2. If through the fault of the party as to whom he rescinds, the consideration for his obligation fails in whole or in part.
[9] We are not unmindful of 12 Ohio St. 1971 § 95, two which prescribes a statute of limitation of three years for actions on contracts not in writing which might be applied to actions such as this, particularly with reference to 15 Ohio St. 1971 233(1) & (2), footnote 8, supra. Not only is this approach to our problem not suggested by either party to this suit but it is contra to the holdings of Taylor v. Clark, supra; Crumley v. Smith, supra; Pepper v. Truitt, supra. We are convinced that in an equitable action such as the instant one, equity demands the longer limitations of five years; see footnote 11 infra. As it was held in Moss v. Moss, 20 Cal. 2d 640, 128 P.2d 526 (1942), a statute of limitation applying the limitation not otherwise provided for applies, "to all suits in equity not strictly of concurrent cognizance in law and equity." See also 51 Am.Jur.2d Limitation of Actions § 83 and 13 Am.Jur.2d Cancellation of Instruments § 44.

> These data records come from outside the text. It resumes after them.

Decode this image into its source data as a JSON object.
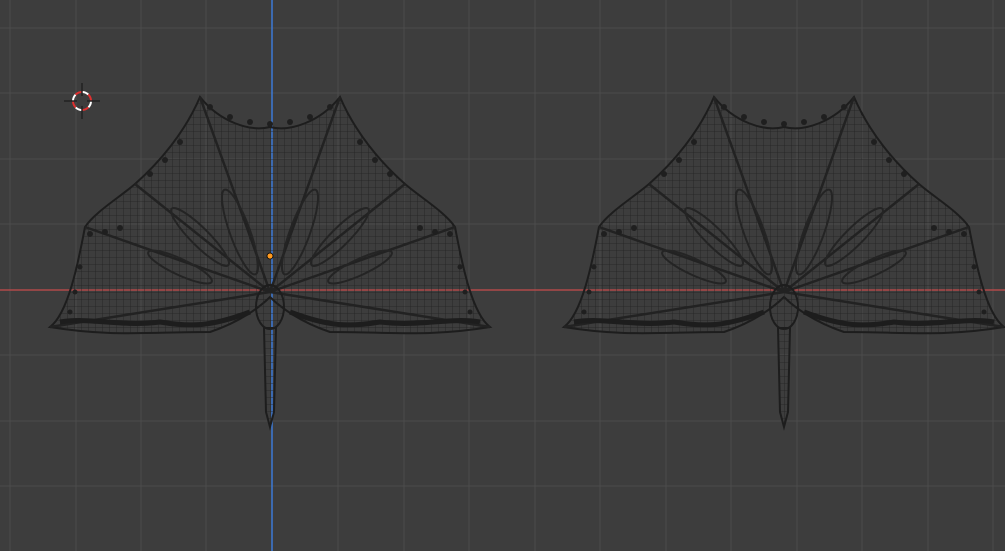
{
  "viewport": {
    "name": "3D Viewport",
    "background": "#3d3d3d",
    "grid_color": "#4b4b4b",
    "x_axis_color": "#b04a4a",
    "z_axis_color": "#3c7ad6",
    "wire_color": "#1f1f1f",
    "origin_color": "#ff9a1f",
    "cursor_colors": [
      "#ffffff",
      "#e03030"
    ]
  },
  "objects": [
    {
      "name": "wireframe-bat-left",
      "selected": true
    },
    {
      "name": "wireframe-bat-right",
      "selected": false
    }
  ],
  "icons": [
    "3d-cursor-icon",
    "object-origin-icon"
  ]
}
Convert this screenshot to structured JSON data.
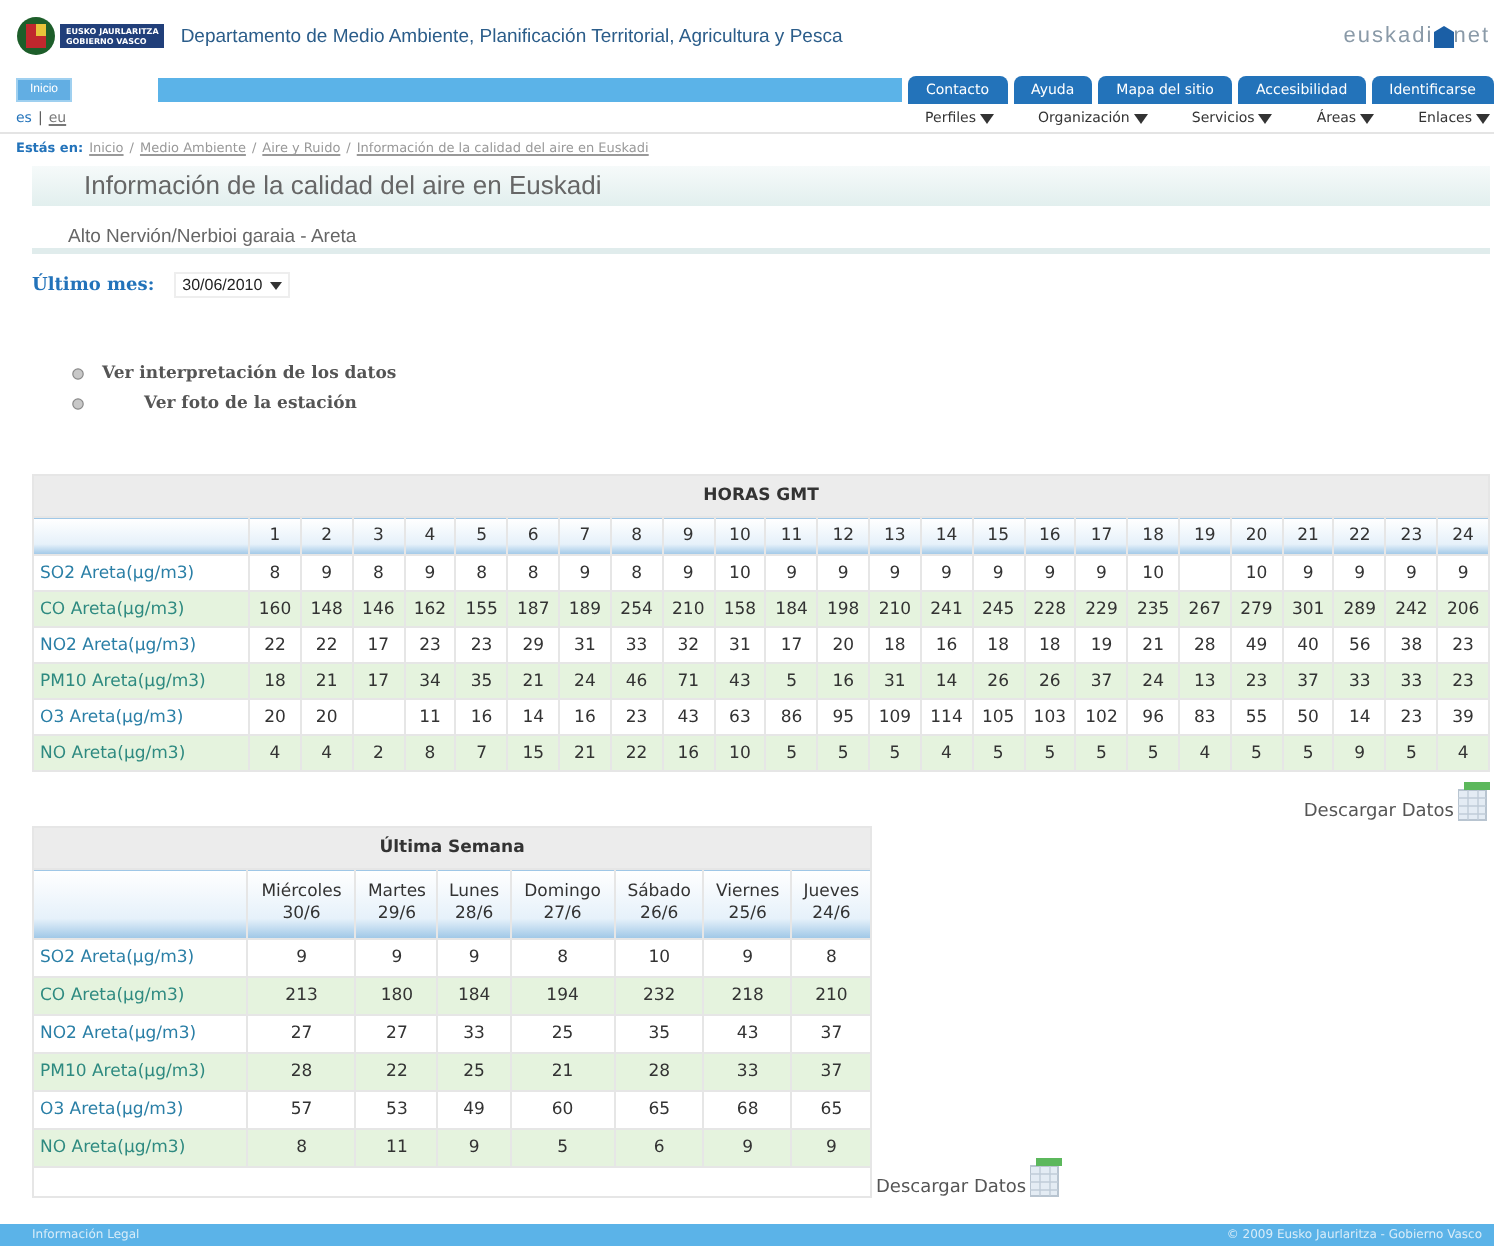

[10] See also Channell v. Jones, 184 Okl. 644, 89 P.2d 769 (1939) to the same effect. Cf. Campbell v. Dick, 71 Okl. 186, 176 P. 520 (1918) which Warner v. Coleman, supra, may have impliedly overruled and Dillon v. Helm, 196 Okl. 140, 163 P.2d 539 (1945). The 10th United States Circuit Court of Appeals in Pepper v. Truitt, supra, speaking through the late Judge Murrah is of the opinion that Dillon and Warner have repudiated the fifteen year limitations doctrine of Campbell.
[11] We refuse at this time on these briefs to consider the application of 12 Ohio St. 1971 93(4) to the facts of this case but we limit such application of the last mentioned statute to cases concerning mental capacity only.
[12] Pepper v. Truitt, supra; Wilhelm v. Pfinning, 191 Okl. 321, 129 P.2d 580 (1942); Neff v. Calk, 198 Okl. 379, 178 P.2d 624 (1947) and Hutchman v. Parkinson, 199 Okl. 494, 187 P.2d 999 (1947).